Блондинка улыбается, впускает нас за дверь и ведет мимо пустых загонов, клеток и металлических дверей. Где-то играет песня – приятная джазовая импровизация, печальный тягучий голос, который не вяжется с окружающей кровавой серостью.
Мы идем и идем, музыка все громче. Наконец она взрывается ярким перебором, проникает в каждую клеточку, заглушает мысли. За коридором – большое помещение. Длинные ряды столов, на них оборудование, штативы с пробирками. Над дальним столом кто-то склонился.
Человек кивает в такт музыке. Он закупорен в голубой костюм из плотной резины, на спине – похожая на короб сумка.
Незнакомец перестает кивать и поднимает голову, будто почувствовав чужой взгляд. Музыка замолкает, сменяясь тихим шипением.
Он медленно, не спеша поворачивает голову в нашу сторону, и я невольно пячусь.
Его лицо скрывает пятнистое, исцарапанное стекло – часть резинового костюма. В стекле отражается свет ламп, свисающих с потолка на скрученных проводах, и разглядеть, кто внутри, невозможно.
Человек выпрямляется, поднимает руки, нащупывает застежку гермошлема и тянет за нее.
Меня вдруг прошибает пот: сейчас то, что находится внутри костюма, вырвется наружу и всех нас заразит.
Раздается шипение, незнакомец высвобождает голову из шлема. Наконец я его вижу.
Редкие желтоватые волосы, прямой нос, бесцветные глаза. На тонкой, почти прозрачной коже – россыпь прыщей и пятен. Колючая щетина выбрита кусками.
Невообразимое лицо.
Лицо сорокалетнего – или даже старше – мужчины.
Лицо Старика.
Донна ахает. Я сжимаю ей руку. Питер бормочет
Старик улыбается. Перекошенная гримаса, тонкие пятнистые губы, желтые зубы.

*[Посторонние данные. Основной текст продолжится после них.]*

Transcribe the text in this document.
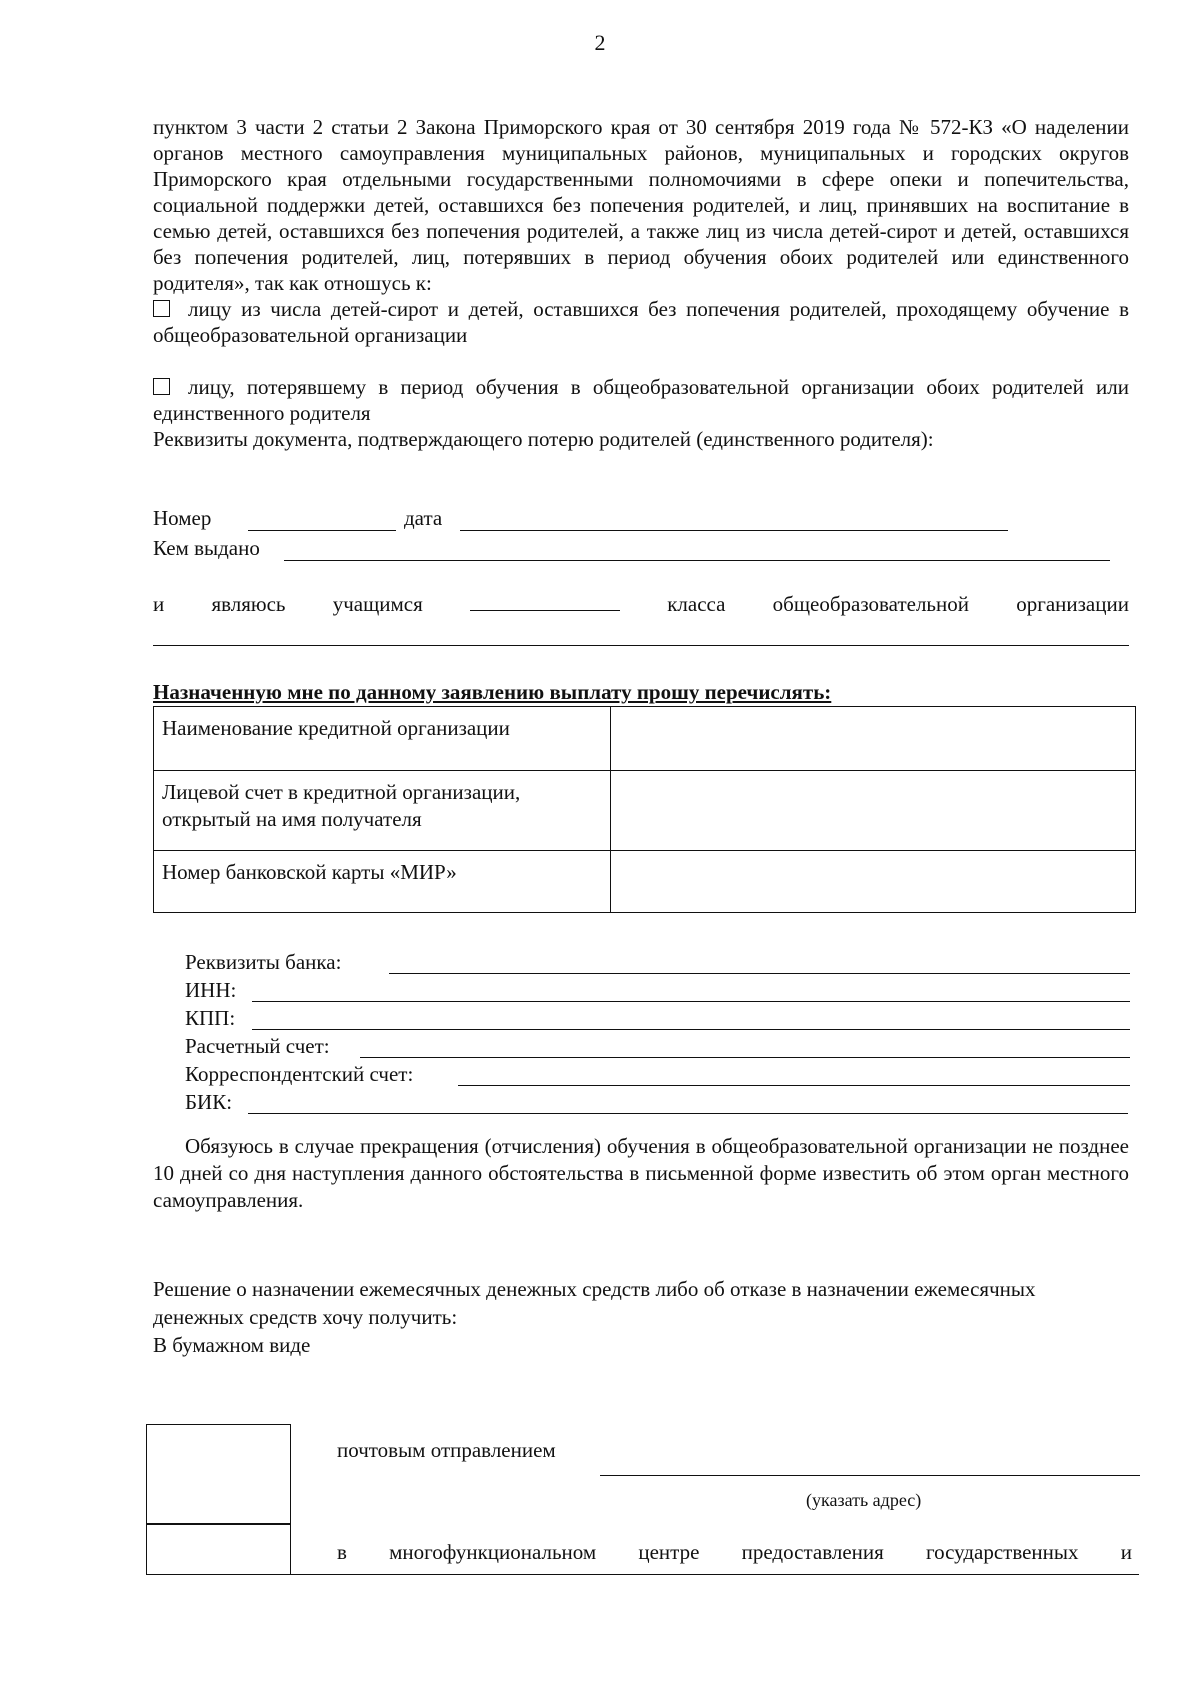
2

пунктом 3 части 2 статьи 2 Закона Приморского края от 30 сентября 2019 года № 572-КЗ «О наделении органов местного самоуправления муниципальных районов, муниципальных и городских округов Приморского края отдельными государственными полномочиями в сфере опеки и попечительства, социальной поддержки детей, оставшихся без попечения родителей, и лиц, принявших на воспитание в семью детей, оставшихся без попечения родителей, а также лиц из числа детей-сирот и детей, оставшихся без попечения родителей, лиц, потерявших в период обучения обоих родителей или единственного родителя», так как отношусь к:

лицу из числа детей-сирот и детей, оставшихся без попечения родителей, проходящему обучение в общеобразовательной организации

лицу, потерявшему в период обучения в общеобразовательной организации обоих родителей или единственного родителя

Реквизиты документа, подтверждающего потерю родителей (единственного родителя):

Номер	дата
Кем выдано
и являюсь учащимся	класса общеобразовательной организации
Назначенную мне по данному заявлению выплату прошу перечислять:
Наименование кредитной организации	
Лицевой счет в кредитной организации, открытый на имя получателя	
Номер банковской карты «МИР»	
Реквизиты банка:
ИНН:
КПП:
Расчетный счет:
Корреспондентский счет:
БИК:
Обязуюсь в случае прекращения (отчисления) обучения в общеобразовательной организации не позднее 10 дней со дня наступления данного обстоятельства в письменной форме известить об этом орган местного самоуправления.
Решение о назначении ежемесячных денежных средств либо об отказе в назначении ежемесячных денежных средств хочу получить:
В бумажном виде
почтовым отправлением
(указать адрес)
в многофункциональном центре предоставления государственных и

– Приветствую, – говорит он. – Вы как раз вовремя.
Голос странный, чересчур высокий.
У меня язык отнялся. Пока все молчат, Старик жадно пьет воду из большой пластиковой бутылки.
– Для чего вовремя? – наконец отмираю я.
– Мы кого-нибудь потеряли? – спрашивает он у парня, который бил меня по лицу.
– Да. Кевина, – бесстрастно отвечает тот.
Старик выглядит потрясенным. В замешательстве качает головой. Руки у него дрожат.
– Они на нас напали, – вклиниваюсь я. – Захватили судно. Убили нашего друга.
– Ничего, – говорит Старик. – Ничего. Он погиб не напрасно.
– Кто вы?! – восклицает Донна. – Как выжили?
– Спасибо химии. Но я, увы, не исцелился. Всего лишь получил отсрочку. – Он делает еще один большой глоток воды.
– Так это вы? В городе?
– Время от времени я вынужден туда выбираться. Нужны запасы, техника. Но… Давайте-ка сначала вас устроим. – Старик улыбается. – Всему свое время.
И нас ведут назад, мимо зараженного трупа в коридоре.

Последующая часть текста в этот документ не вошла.